There are users with small number of ratings, so we will remove them from the dataset in order to make the model more accurate because users with a few ratings will be biased. We will take 100 ratings as the threshold.

In [5]:
counts = anime_feature['user_id'].value_counts()
anime_feature = anime_feature[anime_feature['user_id'].isin(counts[counts >= 100].index)]

* Pivot Table: We will create a pivot table with the users as the columns and the animes as the rows. The values will be the ratings. This table will help us calculate the similarity between the animes.

In [6]:
anime_pivot=anime_feature.pivot_table(index='anime_title',columns='user_id',values='user_rating').fillna(0)
anime_pivot.head()

user_id,1,5,7,11,14,17,21,29,38,39,...,73491,73494,73495,73499,73500,73502,73503,73507,73510,73515
anime_title,Unnamed: 1_level_1,Unnamed: 2_level_1,Unnamed: 3_level_1,Unnamed: 4_level_1,Unnamed: 5_level_1,Unnamed: 6_level_1,Unnamed: 7_level_1,Unnamed: 8_level_1,Unnamed: 9_level_1,Unnamed: 10_level_1,Unnamed: 11_level_1,Unnamed: 12_level_1,Unnamed: 13_level_1,Unnamed: 14_level_1,Unnamed: 15_level_1,Unnamed: 16_level_1,Unnamed: 17_level_1,Unnamed: 18_level_1,Unnamed: 19_level_1,Unnamed: 20_level_1,Unnamed: 21_level_1
009 Re:Cyborg,0.0,0.0,0.0,0.0,0.0,0.0,0.0,0.0,0.0,0.0,...,0.0,0.0,0.0,0.0,0.0,0.0,0.0,0.0,0.0,0.0
009-1,0.0,0.0,0.0,0.0,0.0,0.0,0.0,0.0,0.0,0.0,...,0.0,0.0,0.0,0.0,0.0,0.0,0.0,0.0,0.0,0.0
00:08,0.0,0.0,0.0,0.0,0.0,0.0,0.0,0.0,0.0,0.0,...,0.0,0.0,0.0,0.0,0.0,0.0,0.0,0.0,0.0,0.0
07-Ghost,0.0,0.0,0.0,0.0,0.0,0.0,0.0,0.0,0.0,0.0,...,0.0,0.0,0.0,0.0,8.0,0.0,0.0,0.0,0.0,0.0
1+2=Paradise,0.0,0.0,0.0,0.0,0.0,0.0,0.0,0.0,0.0,0.0,...,0.0,0.0,0.0,0.0,0.0,0.0,0.0,0.0,0.0,0.0


* Using cosine similarity and NearestNeighbors to find the similar animes:

In [None]:
from scipy.sparse import csr_matrix

anime_matrix = csr_matrix(anime_pivot.values)

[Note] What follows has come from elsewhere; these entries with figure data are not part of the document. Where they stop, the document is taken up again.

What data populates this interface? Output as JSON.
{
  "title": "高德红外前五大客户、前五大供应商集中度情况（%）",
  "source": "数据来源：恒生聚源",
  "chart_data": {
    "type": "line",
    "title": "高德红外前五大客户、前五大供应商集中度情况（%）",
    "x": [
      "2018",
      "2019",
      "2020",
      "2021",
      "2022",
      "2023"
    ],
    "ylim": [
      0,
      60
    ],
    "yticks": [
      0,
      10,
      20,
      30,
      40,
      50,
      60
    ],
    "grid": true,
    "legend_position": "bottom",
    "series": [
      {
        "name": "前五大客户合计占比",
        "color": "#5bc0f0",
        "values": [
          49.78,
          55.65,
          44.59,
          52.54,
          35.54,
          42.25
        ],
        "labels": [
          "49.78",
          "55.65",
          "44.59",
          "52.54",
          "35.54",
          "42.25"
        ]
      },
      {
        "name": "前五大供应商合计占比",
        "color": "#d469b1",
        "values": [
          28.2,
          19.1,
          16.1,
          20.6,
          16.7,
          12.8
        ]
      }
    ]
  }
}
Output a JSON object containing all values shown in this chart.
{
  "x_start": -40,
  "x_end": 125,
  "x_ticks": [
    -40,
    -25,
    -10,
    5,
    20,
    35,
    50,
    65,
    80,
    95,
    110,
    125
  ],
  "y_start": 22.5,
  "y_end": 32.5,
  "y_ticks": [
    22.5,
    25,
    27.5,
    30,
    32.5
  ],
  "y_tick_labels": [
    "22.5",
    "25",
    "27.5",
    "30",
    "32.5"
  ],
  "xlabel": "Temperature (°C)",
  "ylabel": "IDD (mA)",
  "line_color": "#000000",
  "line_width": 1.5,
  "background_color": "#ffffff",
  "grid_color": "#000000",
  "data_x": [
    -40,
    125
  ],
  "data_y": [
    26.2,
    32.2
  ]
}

from sklearn.neighbors import NearestNeighbors


model_knn = NearestNeighbors(metric = 'cosine', algorithm = 'brute')
model_knn.fit(anime_matrix)

In [None]:
# get the top N nearest neighbors for the anime, sorted by distance
def get_recommendations(anime_title , n_recommendations):
    anime_list = anime_pivot.index.tolist()
    anime_id = anime_list.index(anime_title)
    
    distances , indices = model_knn.kneighbors(anime_pivot.iloc[anime_id,:].values.reshape(1,-1),n_neighbors=n_recommendations+1)
    
    for i in range(0,len(distances.flatten())):
        if i == 0:
            print('Recommendations for {0}:\n'.format(anime_pivot.index[anime_id]))
        else:
            print('{0}: {1} with distance: {2}'.format(i,anime_pivot.index[indices.flatten()[i]],distances.flatten()[i]))


* Examples of Recommendations:

In [None]:
get_recommendations('Ao Haru Ride',10)

Recommendations for Ao Haru Ride:

1: Ookami Shoujo to Kuro Ouji with distance: 0.4159529572268087
2: Tonari no Kaibutsu-kun with distance: 0.46661280550561446
3: Gekkan Shoujo Nozaki-kun with distance: 0.47293159026954346
4: Sukitte Ii na yo. with distance: 0.47554033076461366
5: Shigatsu wa Kimi no Uso with distance: 0.4914274503381648
6: Noragami with distance: 0.49686670764179086
7: Ao Haru Ride OVA with distance: 0.49897095875647823
8: Tokyo Ghoul with distance: 0.5110150240341418
9: Golden Time with distance: 0.5112831280478941
10: Nisekoi with distance: 0.5225311120570841


In [None]:
get_recommendations('Guilty Crown',10)

Recommendations for Guilty Crown:

1: Sword Art Online with distance: 0.31150499888273586
2: Mirai Nikki (TV) with distance: 0.34886389725880684
3: Angel Beats! with distance: 0.3649639468872513
4: Ao no Exorcist with distance: 0.37727072676869766
5: Shingeki no Kyojin with distance: 0.3807865967575217
6: No Game No Life with distance: 0.3896094511977438
7: Highschool of the Dead with distance: 0.3915822838389993
8: High School DxD with distance: 0.39792463160778524
9: Btooom! with distance: 0.400379038634754
10: Another with distance: 0.40855517657289386


Based on our experience with animes on the examples above, the recommendations are mostly accurate. The model recommends animes that has similar themes to the ones we like. For example, if we like Ao Haru Ride, the model recommends other animes that are similar to Ao Haru Ride like Ookami Shoujo to Kuro Ouji, Tonari no Kaibutsu-kun, Gekkan Shoujo Nozaki-kun etc. If we like Guilty Crown, the model recommends other animes that are similar to Guilty Crown such as Sword Art Online, Mirai Nikki, Shingeki no Kyojin etc.